Rafael Mendoza Castillo
Ética y educación emancipadoras
Lunes 15 de Agosto de 2016
A- A A+

Los maestros, pedagogos o estudiosos de la educación  tienen el compromiso moral , ético y cívico de crear tácticas orientadas a la interpretación de al información
Los maestros, pedagogos o estudiosos de la educación tienen el compromiso moral , ético y cívico de crear tácticas orientadas a la interpretación de al información
(Foto: Archivo)

Inicio estas reflexiones con un pensamiento de Pablo González Casanova en relación con la verdad y la moral: “El proyecto habrá de precisar sin equívocos lo que se entiende por estos valores. Como valor central de la educación se entiende la moral de la lucha, de la cooperación, de la defensa del interés general frente al individualismo, al consumismo y los intereses particulares. Y por verdad se entiende una crítica permanente de la cultura de la servidumbre y un cuestionamiento constante de lo que se cree que pasa”. Así, la ética y la moral se inscriben en lo disruptivo y alejadas de lo reiterativo del modelo neoliberal y su poder de explotación.

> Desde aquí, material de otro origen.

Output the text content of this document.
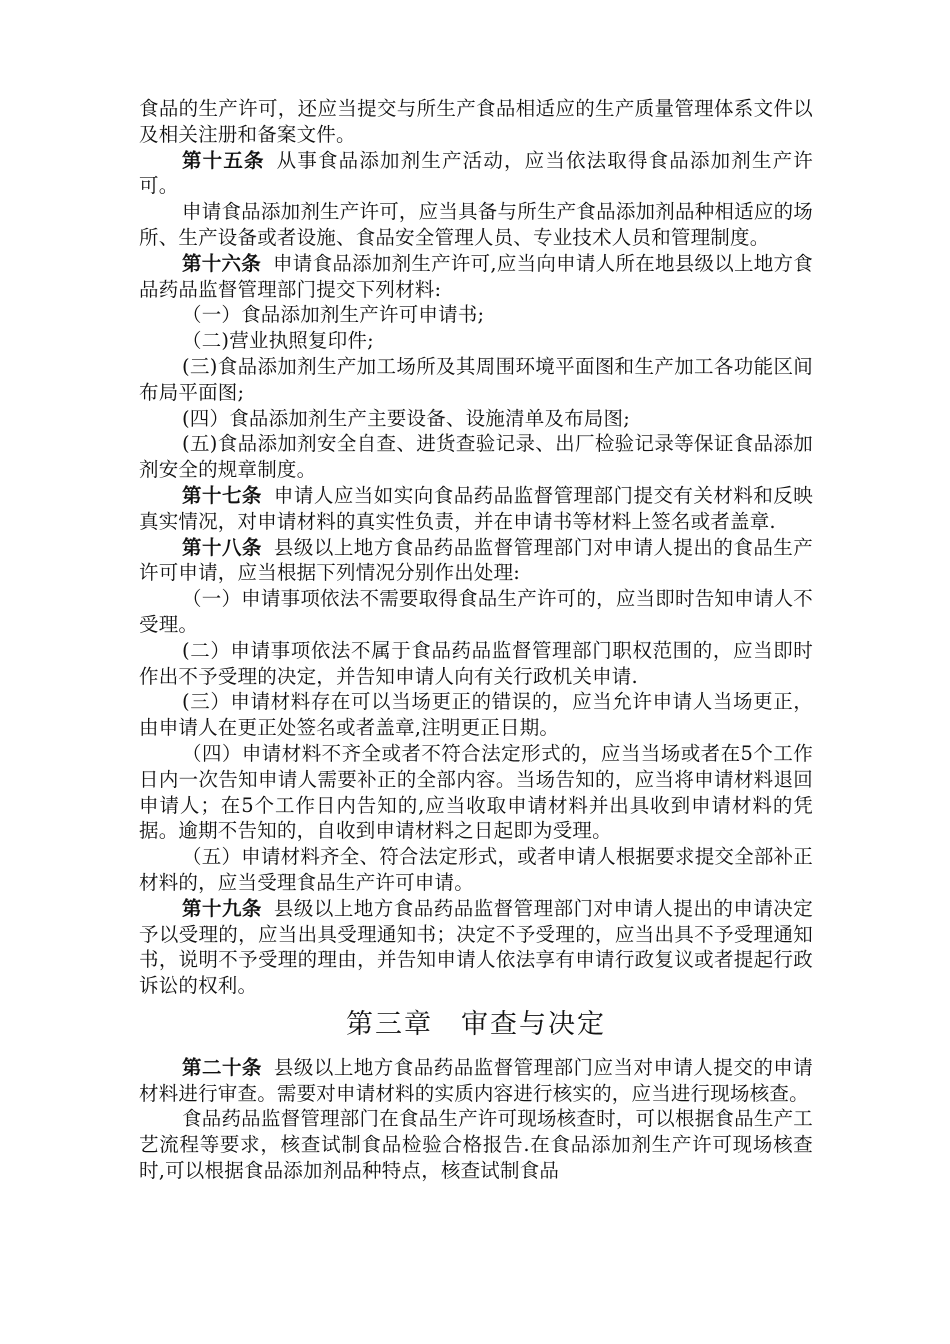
食品的生产许可，还应当提交与所生产食品相适应的生产质量管理体系文件以及相关注册和备案文件。

第十五条 从事食品添加剂生产活动，应当依法取得食品添加剂生产许可。

申请食品添加剂生产许可，应当具备与所生产食品添加剂品种相适应的场所、生产设备或者设施、食品安全管理人员、专业技术人员和管理制度。

第十六条 申请食品添加剂生产许可,应当向申请人所在地县级以上地方食品药品监督管理部门提交下列材料:

（一）食品添加剂生产许可申请书;

（二)营业执照复印件;

(三)食品添加剂生产加工场所及其周围环境平面图和生产加工各功能区间布局平面图;

(四）食品添加剂生产主要设备、设施清单及布局图;

(五)食品添加剂安全自查、进货查验记录、出厂检验记录等保证食品添加剂安全的规章制度。

第十七条 申请人应当如实向食品药品监督管理部门提交有关材料和反映真实情况，对申请材料的真实性负责，并在申请书等材料上签名或者盖章.

第十八条 县级以上地方食品药品监督管理部门对申请人提出的食品生产许可申请，应当根据下列情况分别作出处理:

（一）申请事项依法不需要取得食品生产许可的，应当即时告知申请人不受理。

(二）申请事项依法不属于食品药品监督管理部门职权范围的，应当即时作出不予受理的决定，并告知申请人向有关行政机关申请.

(三）申请材料存在可以当场更正的错误的，应当允许申请人当场更正，由申请人在更正处签名或者盖章,注明更正日期。

（四）申请材料不齐全或者不符合法定形式的，应当当场或者在5个工作日内一次告知申请人需要补正的全部内容。当场告知的，应当将申请材料退回申请人；在5个工作日内告知的,应当收取申请材料并出具收到申请材料的凭据。逾期不告知的，自收到申请材料之日起即为受理。

（五）申请材料齐全、符合法定形式，或者申请人根据要求提交全部补正材料的，应当受理食品生产许可申请。

第十九条 县级以上地方食品药品监督管理部门对申请人提出的申请决定予以受理的，应当出具受理通知书；决定不予受理的，应当出具不予受理通知书，说明不予受理的理由，并告知申请人依法享有申请行政复议或者提起行政诉讼的权利。

第三章 审查与决定

第二十条 县级以上地方食品药品监督管理部门应当对申请人提交的申请材料进行审查。需要对申请材料的实质内容进行核实的，应当进行现场核查。

食品药品监督管理部门在食品生产许可现场核查时，可以根据食品生产工艺流程等要求，核查试制食品检验合格报告.在食品添加剂生产许可现场核查时,可以根据食品添加剂品种特点，核查试制食品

Una postura ética, moral o pedagógica no debe ocultar los intereses que constituyen el discurso moral propio o aquellos que estructuran el sufrimiento y la explotación en la historia. Un educador crítico puede mostrar su valentía moral valiéndose de un contenido que dé significado real a la acción ética, a la vez que permita a los estudiantes leer, escribir, debatir y optar por discursos morales argumentados que se hacen incidir en las cuestiones que se conviertan en objeto legítimo de polémica.

Al respecto tiene sentido lo que Henry Giroux afirma: “La voz pasa a ser un terreno de cuestionamiento y de lucha en el cual los conocimientos y el poder por un lado, y la subjetividad y el deseo por el otro, son los que proporcionan la base para analizar la forma en que los discursos y subjetividades contradictorios y particulares se desarrollan y regulan y se ponen en tela de juicio, así como la manera en que los conocimientos y el deseo se pueden estructurar a modo de o bien cerrar o bien permitir la posibilidad de generar formas de vida democrática”.

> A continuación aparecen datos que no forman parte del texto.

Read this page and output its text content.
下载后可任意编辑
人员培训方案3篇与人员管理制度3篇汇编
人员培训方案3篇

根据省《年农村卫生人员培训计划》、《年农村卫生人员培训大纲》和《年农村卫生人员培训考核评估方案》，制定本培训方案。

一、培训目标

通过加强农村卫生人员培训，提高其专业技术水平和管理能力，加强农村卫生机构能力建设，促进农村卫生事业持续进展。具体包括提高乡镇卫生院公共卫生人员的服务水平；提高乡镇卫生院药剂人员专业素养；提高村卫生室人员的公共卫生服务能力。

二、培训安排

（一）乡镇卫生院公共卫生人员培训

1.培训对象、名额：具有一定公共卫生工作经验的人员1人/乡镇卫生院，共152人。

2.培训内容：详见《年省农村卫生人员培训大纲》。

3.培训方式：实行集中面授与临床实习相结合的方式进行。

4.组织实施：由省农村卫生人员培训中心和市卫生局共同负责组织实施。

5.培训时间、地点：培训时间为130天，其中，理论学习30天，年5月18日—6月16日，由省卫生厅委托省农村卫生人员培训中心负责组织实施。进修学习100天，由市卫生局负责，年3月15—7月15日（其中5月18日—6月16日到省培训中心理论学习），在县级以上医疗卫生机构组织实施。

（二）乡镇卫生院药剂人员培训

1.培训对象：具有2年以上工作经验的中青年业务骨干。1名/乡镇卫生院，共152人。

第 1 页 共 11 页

El maestro, los estudiantes, los pedagogos o estudiosos de la educación tienen el compromiso moral (persona), ético (individuo) y cívico (ciudadano) de construir puntos de vista de la autoridad radical que legitime las formas de pedagogía crítica, la creación de nuevos conceptos orientados tanto a la interpretación de la realidad dada, constituída, objetivada, como a la transformación de ésta.

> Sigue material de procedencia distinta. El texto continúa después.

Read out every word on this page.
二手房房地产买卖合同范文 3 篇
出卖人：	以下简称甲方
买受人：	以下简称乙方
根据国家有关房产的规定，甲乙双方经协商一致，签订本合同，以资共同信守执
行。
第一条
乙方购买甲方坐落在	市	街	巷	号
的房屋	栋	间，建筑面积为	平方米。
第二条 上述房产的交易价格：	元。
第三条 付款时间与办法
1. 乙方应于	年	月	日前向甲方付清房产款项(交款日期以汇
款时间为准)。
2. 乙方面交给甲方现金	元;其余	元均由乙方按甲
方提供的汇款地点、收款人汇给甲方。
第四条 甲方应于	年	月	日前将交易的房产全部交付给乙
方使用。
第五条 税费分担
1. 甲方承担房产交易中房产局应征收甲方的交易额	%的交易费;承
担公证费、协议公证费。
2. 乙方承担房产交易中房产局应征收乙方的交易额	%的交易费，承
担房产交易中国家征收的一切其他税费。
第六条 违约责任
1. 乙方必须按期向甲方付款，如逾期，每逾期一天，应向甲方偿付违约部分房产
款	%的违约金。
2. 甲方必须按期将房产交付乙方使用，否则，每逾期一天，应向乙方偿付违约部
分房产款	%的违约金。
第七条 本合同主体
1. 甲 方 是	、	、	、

Al repensar la práctica educativa en el plano de una autonomía, los sujetos educativos erguidos y desafiantes de lo establecido enfrentarían los procesos de enajenación donde, por lo general, imperan los saberes y valores del imaginario alienado propuesto por el sistema, sin justificación conforme a la razón, es decir, sin simbolización o verbalización. Es necesario mencionar que aunque se asuma como postura teórica adecuada, eso no nos da derecho a imponernos sobre otra persona de tal manera que silenciemos su deseo.

Proponer la autonomía de los actores para poder acceder a una mayor consistencia en sus deseos, propósitos y actitudes nos llevaría a asumir el planteamiento de Noam Chomsky: “Una democracia con sentido presupone la capacidad de un pueblo común para juntar sus limitados recursos, para formar y desarrollar ideas y programas, colocarlos en el orden del día del debate político y actuar en su apoyo”.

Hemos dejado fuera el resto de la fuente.